Estimation

First principle calculation of molten salt thermophysical properties refer to simulating small atom scale systems through DFT or other MD simulations. The size and length of the simulation depends on the property trying to be ascertained. For example, density and heat capacity only require systems in the hundreds of atoms whereas more complicated properties such as viscosity, diffusion or thermal conductivity require thousands and longer simulation times to converge.

image from doi: 10.1038/s42004-022-00684-6

The main drawback to any first principles simulated data is that the accuracy of data comes down to how well a given theoretical model captures the interactions between atoms, and the difficulty in scaling these calculations to more complicated and longer simulations. Great care needs to be taken to quantify the error generated by these calculations.

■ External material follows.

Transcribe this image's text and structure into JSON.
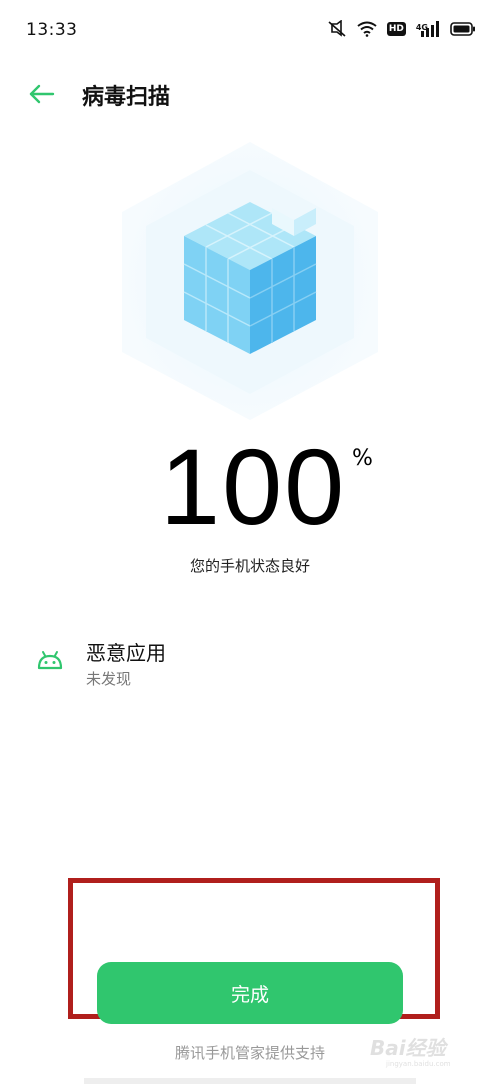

To advance the theory and characterize the interactions even more accurately, neural networks are currently being applied to molten salt systems to predict the inter-atomic potentials of a system. However, currently these networks are not generalizable, being heavily limited to the specific atomic system they are initially trained to. These neural networks are also reliant on “training” data sets to begin with still requiring experimental measurements. The goal however is for these networks to be completely generalizable, potentially over the entire periodic table.

Detailed information on the progression and use of computational methods in molten salts can be seen in these published articles:

https://www.nature.com/articles/s42004-022-00684-6

https://www.sciencedirect.com/science/article/abs/pii/S0022311522003221

https://www.sciencedirect.com/science/article/abs/pii/S0038092X20305193

Through Redlich-Kister (RK) expansion and Muggianu interpolation, density of higher-order molten salt systems have been successfully predicted.  Well characterized psuedo-binaries and pure components of the higher order systems are used to calculate binary interaction parameters through RK-expansion. These interaction parameters can then be used to predict the density of higher order systems through Muggianu interpolation of any composition, making it very attractive for filling in major gaps for difficult to produce compositions. This technique has been shown for predicting density in higher-order chloride and flouride molten salt systems:

https://www.sciencedirect.com/science/article/pii/S0009250921006515

https://www.sciencedirect.com/science/article/pii/S0009250922005383

The main drawback and difference between these types of techniques compared to first principles calculations is that these techniques absolutely require experimental data to begin with, whereas ab-initio is purely based on models. The production of pseudo-binary interaction terms requires the binary and pure salts of interest need to be very well characterized . The extrapolation to higher order systems still requires some experimental data for that higher order system to formulate higher-order interaction terms.  Finally, only density has been demonstrated to be predicted with this technique, however other properties have been theorized to be possible to estimate.

Redlich-Kister modeled density of the LiF-NaF-KF system at 1000 K. Units are in g/cc

Development of RK estimation techniques is a focus of the maintainers of MSTDB-TP, and RK psuedo-binary interaction terms have been tabulated and stored on the MSTDB-TP Gitlab project.